The new policy caused a flurry online as teachers posted and shared the news. Several told the Review-Journal that they had been instructed by their administrators not to record lectures at all until parents authorize the release of student information via Infinite Campus.

A working document shared with the Review-Journal states that all educators must attempt to obtain a parental authorization for every student prior to recording in order to protect information covered by the Federal Education Rights and Privacy Act, or FERPA, including student names, faces, grade level or health information.

For those students for whom clearance can’t be obtained, teachers must take extra precautions by recording videos without students pictured, it said. Suggestions for how to do this include using a second device or recording only the teacher via Google Meet.

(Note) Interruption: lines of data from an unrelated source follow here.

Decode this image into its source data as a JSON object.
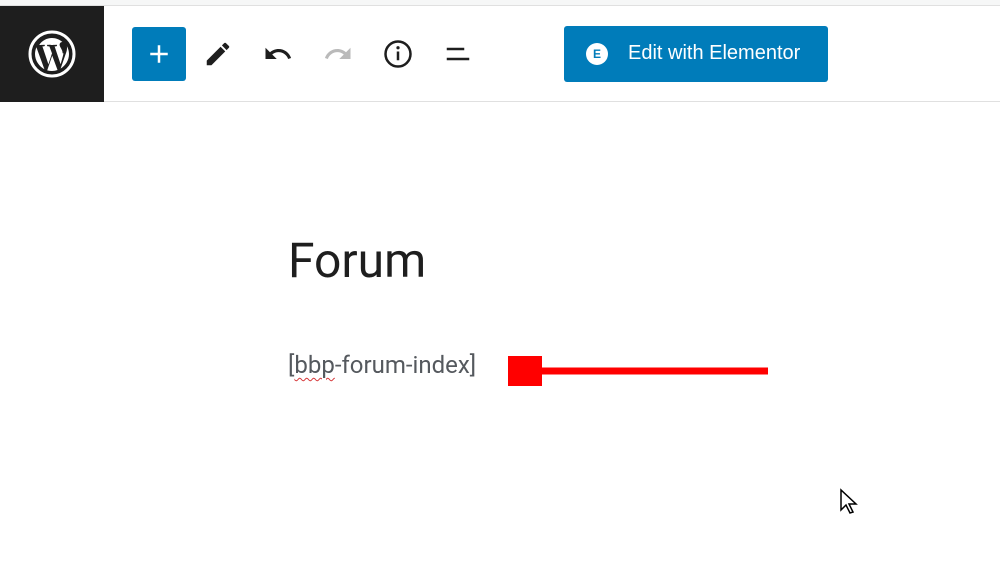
{
  "toolbar": {
    "elementor_label": "Edit with Elementor"
  },
  "content": {
    "page_title": "Forum",
    "shortcode_bracket_open": "[",
    "shortcode_error_part": "bbp",
    "shortcode_rest": "-forum-index]"
  }
}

“Educators must explain to students that the sessions will be recorded for students who missed the sessions. Students cannot share or post the recordings and may not independently record the sessions,” the document said. “Educators must take precautions to protect the privacy of student information, whether or not authorization is obtained from the parent/guardian.”

The recordings should also be password-protected and shared only with students enrolled in the class, it said.

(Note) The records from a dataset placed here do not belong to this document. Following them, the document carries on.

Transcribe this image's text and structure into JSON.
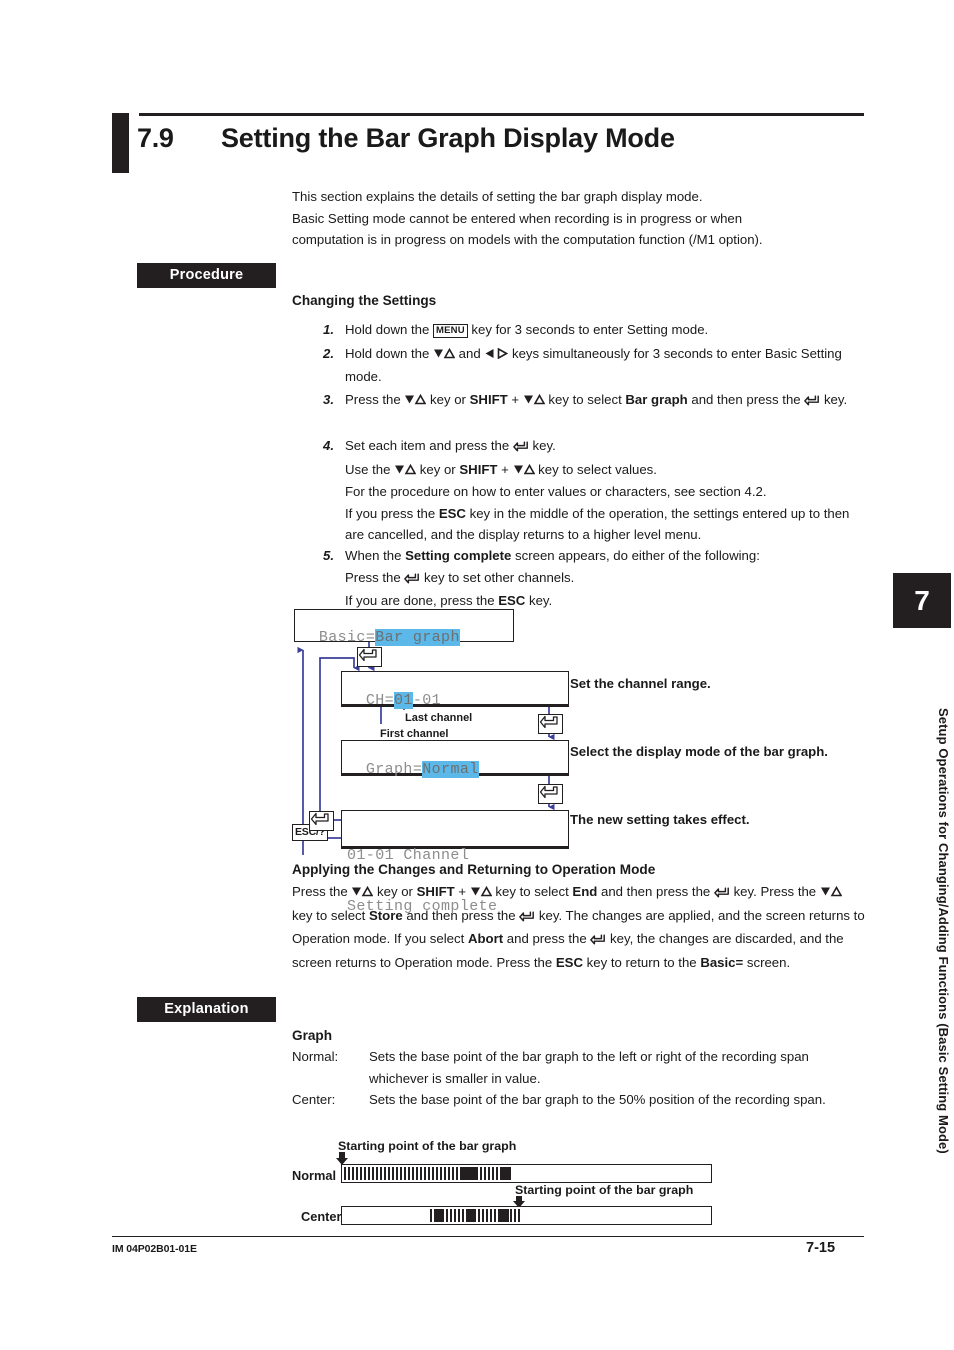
{
  "page": {
    "section_number": "7.9",
    "section_title": "Setting the Bar Graph Display Mode",
    "intro_line1": "This section explains the details of setting the bar graph display mode.",
    "intro_line2": "Basic Setting mode cannot be entered when recording is in progress or when",
    "intro_line3": "computation is in progress on models with the computation function (/M1 option).",
    "footer_left": "IM 04P02B01-01E",
    "footer_right": "7-15"
  },
  "tags": {
    "procedure": "Procedure",
    "explanation": "Explanation"
  },
  "headings": {
    "changing": "Changing the Settings",
    "applying": "Applying the Changes and Returning to Operation Mode",
    "graph": "Graph"
  },
  "steps": [
    {
      "num": "1.",
      "parts": [
        {
          "t": "text",
          "v": "Hold down the "
        },
        {
          "t": "keycap",
          "v": "MENU"
        },
        {
          "t": "text",
          "v": " key for 3 seconds to enter Setting mode."
        }
      ]
    },
    {
      "num": "2.",
      "parts": [
        {
          "t": "text",
          "v": "Hold down the "
        },
        {
          "t": "updown",
          "v": "▽△"
        },
        {
          "t": "text",
          "v": " and "
        },
        {
          "t": "leftright",
          "v": "◁ ▷"
        },
        {
          "t": "text",
          "v": " keys simultaneously for 3 seconds to enter Basic Setting mode."
        }
      ]
    },
    {
      "num": "3.",
      "parts": [
        {
          "t": "text",
          "v": "Press the "
        },
        {
          "t": "updown",
          "v": "▽△"
        },
        {
          "t": "text",
          "v": " key or "
        },
        {
          "t": "bold",
          "v": "SHIFT"
        },
        {
          "t": "text",
          "v": " + "
        },
        {
          "t": "updown",
          "v": "▽△"
        },
        {
          "t": "text",
          "v": " key to select "
        },
        {
          "t": "bold",
          "v": "Bar graph"
        },
        {
          "t": "text",
          "v": " and then press the "
        },
        {
          "t": "enter",
          "v": "↵"
        },
        {
          "t": "text",
          "v": " key."
        }
      ]
    },
    {
      "num": "4.",
      "parts": [
        {
          "t": "text",
          "v": "Set each item and press the "
        },
        {
          "t": "enter",
          "v": "↵"
        },
        {
          "t": "text",
          "v": " key."
        },
        {
          "t": "br",
          "v": ""
        },
        {
          "t": "text",
          "v": "Use the "
        },
        {
          "t": "updown",
          "v": "▽△"
        },
        {
          "t": "text",
          "v": " key or "
        },
        {
          "t": "bold",
          "v": "SHIFT"
        },
        {
          "t": "text",
          "v": " + "
        },
        {
          "t": "updown",
          "v": "▽△"
        },
        {
          "t": "text",
          "v": " key to select values."
        },
        {
          "t": "br",
          "v": ""
        },
        {
          "t": "text",
          "v": "For the procedure on how to enter values or characters, see section 4.2."
        },
        {
          "t": "br",
          "v": ""
        },
        {
          "t": "text",
          "v": "If you press the "
        },
        {
          "t": "bold",
          "v": "ESC"
        },
        {
          "t": "text",
          "v": " key in the middle of the operation, the settings entered up to then are cancelled, and the display returns to a higher level menu."
        }
      ]
    },
    {
      "num": "5.",
      "parts": [
        {
          "t": "text",
          "v": "When the "
        },
        {
          "t": "bold",
          "v": "Setting complete"
        },
        {
          "t": "text",
          "v": " screen appears, do either of the following:"
        },
        {
          "t": "br",
          "v": ""
        },
        {
          "t": "text",
          "v": "Press the "
        },
        {
          "t": "enter",
          "v": "↵"
        },
        {
          "t": "text",
          "v": " key to set other channels."
        },
        {
          "t": "br",
          "v": ""
        },
        {
          "t": "text",
          "v": "If you are done, press the "
        },
        {
          "t": "bold",
          "v": "ESC"
        },
        {
          "t": "text",
          "v": " key."
        }
      ]
    }
  ],
  "diagram": {
    "screens": {
      "basic": {
        "prefix": "Basic=",
        "highlight": "Bar graph"
      },
      "channel": {
        "prefix": "CH=",
        "highlight": "01",
        "suffix": "-01"
      },
      "graph": {
        "prefix": "Graph=",
        "highlight": "Normal"
      },
      "complete_line1": "01-01 Channel",
      "complete_line2": "Setting complete"
    },
    "esc_key_label": "ESC/?",
    "channel_labels": {
      "last": "Last channel",
      "first": "First channel"
    },
    "annotations": [
      "Set the channel range.",
      "Select the display mode of the bar graph.",
      "The new setting takes effect."
    ],
    "highlight_color": "#5bb8e8",
    "arrow_color": "#3b3f99"
  },
  "applying": {
    "parts": [
      {
        "t": "text",
        "v": "Press the "
      },
      {
        "t": "updown",
        "v": "▽△"
      },
      {
        "t": "text",
        "v": " key or "
      },
      {
        "t": "bold",
        "v": "SHIFT"
      },
      {
        "t": "text",
        "v": " + "
      },
      {
        "t": "updown",
        "v": "▽△"
      },
      {
        "t": "text",
        "v": " key to select "
      },
      {
        "t": "bold",
        "v": "End"
      },
      {
        "t": "text",
        "v": " and then press the "
      },
      {
        "t": "enter",
        "v": "↵"
      },
      {
        "t": "text",
        "v": " key. Press the "
      },
      {
        "t": "updown",
        "v": "▽△"
      },
      {
        "t": "text",
        "v": " key to select "
      },
      {
        "t": "bold",
        "v": "Store"
      },
      {
        "t": "text",
        "v": " and then press the "
      },
      {
        "t": "enter",
        "v": "↵"
      },
      {
        "t": "text",
        "v": " key. The changes are applied, and the screen returns to Operation mode. If you select "
      },
      {
        "t": "bold",
        "v": "Abort"
      },
      {
        "t": "text",
        "v": " and press the "
      },
      {
        "t": "enter",
        "v": "↵"
      },
      {
        "t": "text",
        "v": " key, the changes are discarded, and the screen returns to Operation mode. Press the "
      },
      {
        "t": "bold",
        "v": "ESC"
      },
      {
        "t": "text",
        "v": " key to return to the "
      },
      {
        "t": "bold",
        "v": "Basic="
      },
      {
        "t": "text",
        "v": " screen."
      }
    ]
  },
  "definitions": [
    {
      "term": "Normal:",
      "desc": "Sets the base point of the bar graph to the left or right of the recording span whichever is smaller in value."
    },
    {
      "term": "Center:",
      "desc": "Sets the base point of the bar graph to the 50% position of the recording span."
    }
  ],
  "bargraph_figure": {
    "caption_1": "Starting point of the bar graph",
    "caption_2": "Starting point of the bar graph",
    "label_normal": "Normal",
    "label_center": "Center"
  },
  "chapter": {
    "number": "7",
    "title": "Setup Operations for Changing/Adding Functions (Basic Setting Mode)"
  }
}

Recordings of live lectures have been a cornerstone of the district’s plan for distance learning in order to accommodate students who are unable to view livestreams for a variety of reasons, including network outages, or whose parents can’t help them with school until after work.

An elementary school teacher who asked for anonymity for fear of reprisal said he understands that the new guidance is an attempt to follow federal law and protect the district from litigation, but added that he’s frustrated with the last-minute changes after many teachers crafted their lesson plans around the ability to record lectures.

Teachers had been instructed to record their live lectures for students who missed them, he said. There is also an option in Canvas to require that students watch the video before they can advance to the next lesson.

In previous training, he said, teachers had been instructed to inform students they would be recording ahead of time and to prohibit them from taking screenshots or sharing video.

While brick-and-mortar classrooms must also take precautions to keep information about students private, Arizona attorney and school board member Scott Holcomb said distance learning magnifies concerns about who has access to that information.

“If the kids are onscreen, an adult may wander by and see them,” he said. “That’s an issue.”

Holcomb said that schools hoping to obtain waivers from parents would need to get one for every kid in a class prior to recording. The safest option would be for teachers to record lessons without students onscreen at all, Holcomb said, though such an approach might hamper the interactivity of the class.

Recording lessons is in many ways, a gray area of FERPA, said Amelia Vance, director of youth and education privacy at Future of Privacy Forum. She said there aren’t easy answers.

Vance said the bigger issue is who can watch recorded lessons, where the video is shared or posted — just on Canvas where only students in the class can see it or more widely distributed — and verifying who has access to it.

“The actual recording itself is probably fine,” Vance said.

One best practice is having the teacher be the focus of the video as much as possible, Vance said, and to have students turn off their camera during live group sessions unless it’s absolutely necessary to keep it on.